Hello,
i have a project, I want to monitor all my instances with GCP cloud monitoring.
But my instances are OFF at night so I want to turn OFF my alerts at the same time. I noticed that "snooze" was able to do it but I have to repeat it every day.
Do you have something to help me?
Thanks all,
Howdy Loulie,
What a great question!! I looked at the docs on snooze and don't think that is what we want. A snooze is a timed disable of an alert that is (in my opinion) to be used when we know we are going to take down a monitored service. For example .... I know that for the next 60 minutes I am going to be taking my production system out of service for expected maintenance. The snooze ensures that if I "forget" to turn it back on again, it will be tuned on automatically after an hour.
In our story, I am hearing that we explicitly shutdown our monitored service every night. This brings me to my first set of questions:
I studied a little more and found that the alerting policies have an enabled/disabled property. This means that we can define a policy and switch it on and off. Where my mind is going now is that I am thinking that there is a process/script/workflow being executed to shutdown your service and that we can augment that with a request to disable the alert policy and THEN shutdown the service. Conversely, when the service is re-started, we start the service and then re-enable the alert policy.
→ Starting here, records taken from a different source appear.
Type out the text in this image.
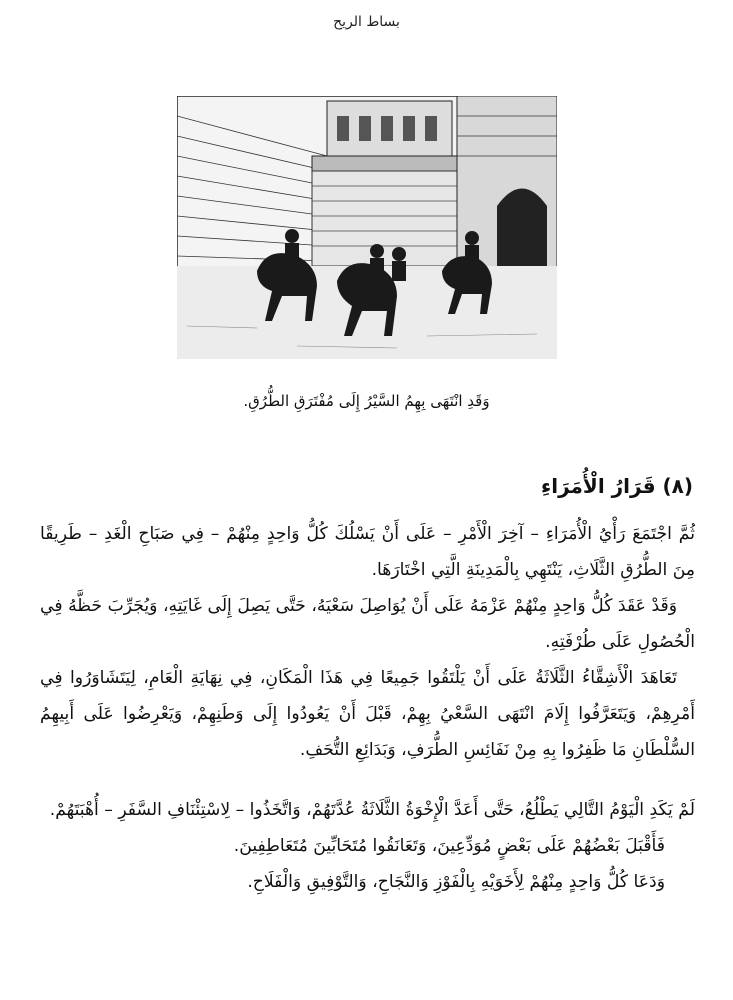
بساط الريح
وَقَدِ انْتَهَى بِهِمُ السَّيْرُ إِلَى مُفْتَرَقِ الطُّرُقِ.
(٨) قَرَارُ الْأُمَرَاءِ

ثُمَّ اجْتَمَعَ رَأْيُ الْأُمَرَاءِ – آخِرَ الْأَمْرِ – عَلَى أَنْ يَسْلُكَ كُلُّ وَاحِدٍ مِنْهُمْ – فِي صَبَاحِ الْغَدِ – طَرِيقًا مِنَ الطُّرُقِ الثَّلَاثِ، يَنْتَهِي بِالْمَدِينَةِ الَّتِي اخْتَارَهَا.

وَقَدْ عَقَدَ كُلُّ وَاحِدٍ مِنْهُمْ عَزْمَهُ عَلَى أَنْ يُوَاصِلَ سَعْيَهُ، حَتَّى يَصِلَ إِلَى غَايَتِهِ، وَيُجَرِّبَ حَظَّهُ فِي الْحُصُولِ عَلَى طُرْفَتِهِ.

تَعَاهَدَ الْأَشِقَّاءُ الثَّلَاثَةُ عَلَى أَنْ يَلْتَقُوا جَمِيعًا فِي هَذَا الْمَكَانِ، فِي نِهَايَةِ الْعَامِ، لِيَتَشَاوَرُوا فِي أَمْرِهِمْ، وَيَتَعَرَّفُوا إِلَامَ انْتَهَى السَّعْيُ بِهِمْ، قَبْلَ أَنْ يَعُودُوا إِلَى وَطَنِهِمْ، وَيَعْرِضُوا عَلَى أَبِيهِمُ السُّلْطَانِ مَا ظَفِرُوا بِهِ مِنْ نَفَائِسِ الطُّرَفِ، وَبَدَائِعِ التُّحَفِ.

لَمْ يَكَدِ الْيَوْمُ التَّالِي يَطْلُعُ، حَتَّى أَعَدَّ الْإِخْوَةُ الثَّلَاثَةُ عُدَّتَهُمْ، وَاتَّخَذُوا – لِاسْتِئْنَافِ السَّفَرِ – أُهْبَتَهُمْ.

فَأَقْبَلَ بَعْضُهُمْ عَلَى بَعْضٍ مُوَدِّعِينَ، وَتَعَانَقُوا مُتَحَابِّينَ مُتَعَاطِفِينَ.

وَدَعَا كُلُّ وَاحِدٍ مِنْهُمْ لِأَخَوَيْهِ بِالْفَوْزِ وَالنَّجَاحِ، وَالتَّوْفِيقِ وَالْفَلَاحِ.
Depending on the nature of the service you are using, we can either perform these steps in the startup/shutdown command or ... and this will be dependent on your own designs ... have the started service ITSELF enable the alert at startup and stop the service at shutdown (startup and shutdown scripts).
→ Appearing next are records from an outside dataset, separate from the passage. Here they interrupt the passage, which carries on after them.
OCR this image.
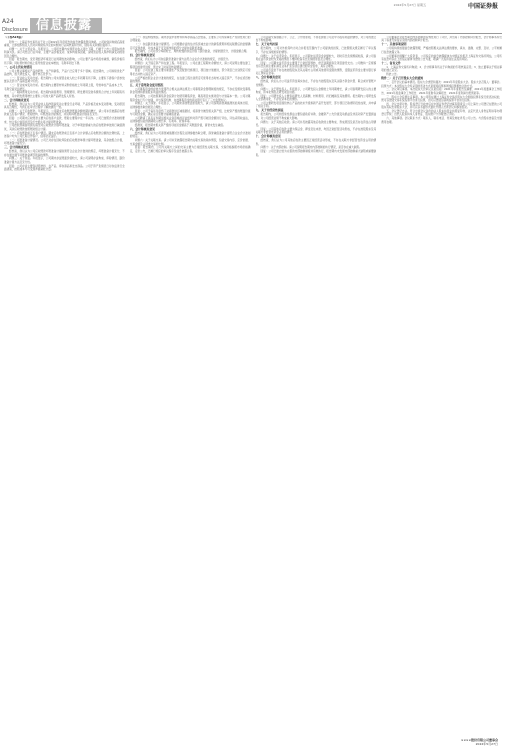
2022年5月27日 星期五	中国证券报
A24
Disclosure 信息披露
（下转A23版）
附件一：上海证券交易所关于对公司2021年年度报告的信息披露监管问询函。公司收到问询函后高度重视，立即组织相关人员对问询函所涉及的问题进行认真核查和分析，现将有关问题回复如下。
问题一：关于主营业务。年报显示，公司报告期内实现营业收入同比下降，归属于上市公司股东的净利润为负。请公司结合行业环境、主要产品价格变动、成本构成等因素，说明营业收入和净利润变动的原因及合理性。
回复：报告期内，受宏观经济环境及行业周期性波动影响，公司主要产品市场需求减弱，销售价格有所下降；同时原材料价格上涨导致营业成本增加，毛利率同比下滑。
一、公司主营业务情况
公司主要从事相关产品的研发、生产和销售，产品广泛应用于多个领域。报告期内，公司持续优化产品结构，加大研发投入，提升核心竞争力。
（一）营业收入变动分析。报告期内公司实现营业收入较上年同期有所下降，主要系下游客户需求放缓以及部分产品销量减少所致。
（二）营业成本变动分析。报告期内主要原材料采购价格较上年同期上涨，导致单位产品成本上升，毛利空间受到挤压。
（三）期间费用变动分析。报告期内销售费用、管理费用、研发费用及财务费用合计较上年同期有所增加，其中研发费用增长主要系公司加大新产品研发投入所致。
二、会计师核查意见
经核查，我们认为公司营业收入和净利润变动主要受行业环境、产品价格及成本变动影响，变动原因具有合理性，与我们在审计过程中了解的情况一致。
问题二：关于应收账款。年报显示，公司期末应收账款账面余额较期初增长，请公司补充披露应收账款前五名客户情况、账龄结构、坏账准备计提情况，并说明坏账准备计提是否充分。
回复：公司期末应收账款主要为应收客户货款，账龄主要集中在一年以内。公司已按照会计准则的要求，结合客户信用状况及历史损失率计提坏账准备。
公司按照预期信用损失模型对应收账款计提坏账准备，对于单项金额重大的应收账款单独进行减值测试，其余应收账款按照账龄组合计提。
（一）应收账款前五名客户情况。期末应收账款前五名客户合计余额占应收账款总额的比例较高，上述客户均为公司长期合作客户，信用状况良好。
（二）坏账准备计提情况。公司已对存在回收风险的应收账款单项计提坏账准备，其余按组合计提，坏账准备计提充分。
三、会计师核查意见
经核查，我们认为公司应收账款坏账准备计提政策符合企业会计准则的规定，坏账准备计提充分，不存在通过调节坏账准备调节利润的情形。
问题三：关于存货。年报显示，公司期末存货账面价值较大，请公司说明存货构成、库龄情况、跌价准备计提方法及充分性。
回复：公司存货主要包括原材料、在产品、库存商品和发出商品。公司于资产负债表日对存货进行全面清查，按照成本与可变现净值孰低计量。
（一）存货构成情况。期末存货中原材料和库存商品占比较高，主要系公司为保障生产连续性进行的合理备货。
（二）存货跌价准备计提情况。公司根据存货的估计售价减去估计的销售费用和相关税费后的金额确定可变现净值，对成本高于可变现净值的部分计提存货跌价准备。
报告期内，公司对部分库龄较长、周转较慢的存货计提了跌价准备，计提依据充分，计提金额合理。
四、会计师核查意见
经核查，我们认为公司存货跌价准备计提方法符合企业会计准则的规定，计提充分。
问题四：关于固定资产和在建工程。年报显示，公司在建工程期末余额较大，请公司说明主要在建工程项目的建设进度、预计完工时间及转固情况。
回复：公司在建工程主要为新建生产线及配套设施项目，项目按计划推进，部分项目已达到预定可使用状态并转入固定资产。
公司严格按照企业会计准则的规定，在在建工程达到预定可使用状态时转入固定资产，不存在延迟转固的情形。
五、关于募集资金使用情况
公司募集资金的存放与使用符合相关法律法规及公司募集资金管理制度的规定，不存在变相改变募集资金用途和损害股东利益的情况。
报告期内，公司按照募集资金投资计划使用募集资金，募投项目实施进度与计划基本一致。公司对募集资金实行专户存储，并与保荐机构、存放募集资金的商业银行签订了三方监管协议。
问题五：关于商誉。年报显示，公司期末商誉账面价值较大，请公司说明商誉减值测试的具体过程、关键参数选取依据及合理性。
回复：公司于每年年度终了对商誉进行减值测试，将商誉分摊至相关资产组，比较资产组的账面价值与可收回金额，确定是否需要计提减值准备。
公司聘请了具有证券期货相关业务资格的评估机构对资产组可收回金额进行评估，评估采用收益法，关键参数包括预测期收入增长率、毛利率、折现率等。
经测试，报告期末相关资产组的可收回金额高于其账面价值，商誉未发生减值。
六、会计师核查意见
经核查，我们认为公司商誉减值测试过程及关键参数选取合理，商誉减值准备计提符合企业会计准则的规定。
问题六：关于关联交易。请公司补充披露报告期内关联交易的具体情况，包括交易内容、定价依据、交易金额及占同类交易的比例。
回复：报告期内，公司与关联方之间的交易主要为日常经营性关联交易，交易价格参照市场价格确定，定价公允，已履行相应的审议程序及信息披露义务。
公司关联交易遵循公平、公正、公开的原则，不存在损害公司及中小股东利益的情形，对公司的独立性不构成影响。
七、关于对外担保
报告期内，公司对外担保均为对合并报表范围内子公司提供的担保，已按照相关规定履行了审议程序，不存在违规担保的情形。
问题七：关于货币资金。年报显示，公司期末货币资金余额较大，同时有息负债规模较高，请公司说明在货币资金较为充裕的情况下维持较高有息负债的原因及合理性。
回复：公司期末货币资金主要用于日常经营周转、偿还到期债务及项目建设支出。公司维持一定规模的有息负债主要系满足业务扩张及项目建设的资金需求，具有合理性。
公司货币资金不存在被控股股东及其关联方占用或其他使用受限的情形，受限货币资金主要为银行承兑汇票保证金等。
八、会计师核查意见
经核查，我们认为公司货币资金真实存在，不存在与控股股东及其关联方资金共管、联合或共管账户的情形。
问题八：关于研发投入。年报显示，公司研发投入金额较上年同期增长，请公司说明研发投入的主要构成、资本化情况及研发项目进展。
回复：公司研发投入主要包括研发人员薪酬、材料费用、折旧摊销及其他费用。报告期内公司研发投入全部费用化，不存在资本化的情形。
公司主要研发项目围绕核心产品的技术升级和新产品开发展开，部分项目已取得阶段性成果，并申请了相关专利。
九、关于非经常性损益
报告期内，公司非经常性损益主要包括政府补助、金融资产公允价值变动损益及非流动资产处置损益等，对公司经营业绩不构成重大影响。
问题九：关于其他应收款。请公司补充披露其他应收款的主要构成、形成原因及是否存在资金占用情况。
回复：公司其他应收款主要为保证金、押金及往来款，均因正常经营活动形成，不存在控股股东及其关联方非经营性资金占用的情形。
十、会计师核查意见
经核查，我们认为公司其他应收款主要因正常经营活动形成，不存在关联方非经营性资金占用的情形。
问题十：关于内部控制。请公司说明报告期内内部控制的执行情况，是否存在重大缺陷。
回复：公司已建立较为完善的内部控制制度并有效执行，报告期内未发现内部控制重大缺陷或重要缺陷。
公司董事会对报告期内内部控制的有效性进行了评价，并出具了内部控制评价报告，会计师事务所出具了标准无保留意见的内部控制审计报告。
十一、其他事项说明
公司将持续加强信息披露管理，严格按照相关法律法规的要求，真实、准确、完整、及时、公平地履行信息披露义务。
公司董事会提醒广大投资者，公司指定的信息披露媒体为中国证券报及上海证券交易所网站，公司所有信息均以在上述指定媒体刊登的公告为准，敬请广大投资者注意投资风险。
十二、备查文件
1、上海证券交易所问询函；2、会计师事务所关于问询函的专项核查意见；3、独立董事关于相关事项的独立意见。
特此公告。
附件二：关于召开股东大会的通知
一、召开会议的基本情况。股东大会类型和届次：2021年年度股东大会。股东大会召集人：董事会。投票方式：本次股东大会所采用的表决方式是现场投票和网络投票相结合的方式。
二、会议审议事项。本次股东大会审议议案包括：2021年年度报告及摘要、2021年度董事会工作报告、2021年度监事会工作报告、2021年度财务决算报告、2021年度利润分配预案等。
三、股东大会投票注意事项。本公司股东通过上海证券交易所股东大会网络投票系统行使表决权的，既可以登陆交易系统投票平台进行投票，也可以登陆互联网投票平台进行投票。
四、会议出席对象。股权登记日收市后在中国证券登记结算有限责任公司上海分公司登记在册的公司股东有权出席股东大会，并可以以书面形式委托代理人出席会议和参加表决。
五、会议登记方法。符合出席会议条件的法人股东持营业执照复印件、法定代表人身份证明书等办理登记手续；自然人股东持本人身份证、股东账户卡办理登记手续。
六、其他事项。会议联系方式：联系人、联系电话、传真及地址详见公司公告。与会股东食宿及交通费用自理。
××××股份有限公司董事会
2022年5月27日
Another thought ... and this again depends on what service you are starting/stopping, we could potentially look at the policy itself. For example, I'm imagining some alert policy that says "Raise an alert if we fail a heartbeat 3 times" is what you may have today ... but maybe we can find a policy that says "Raise an alert if we fail a heartbeat 3 times AND the service has not been stopped".
Hi Kolban,
Thanks for this answer.
To answer your questions :
I want to monitor several things like memory usage, disk usage.. But on this point I think I found the solution. I noticed when I'm creating alert I can put a filter " State = Active". So, I didn't receive any alert when my instances were OFF.
But I want to monitor one last thing. Create an alert to ping the instance to know if she is ON or OFF (outside the OFF time..). GCP calls this "Uptime Checks". After several searches, I found "snooze" solution to turn off "uptime check" when I want.. but as you said it's not really what I'm looking for, it's not the best solution.
So, I'm taking notes of your ideas. I'll do some research. Thank you!!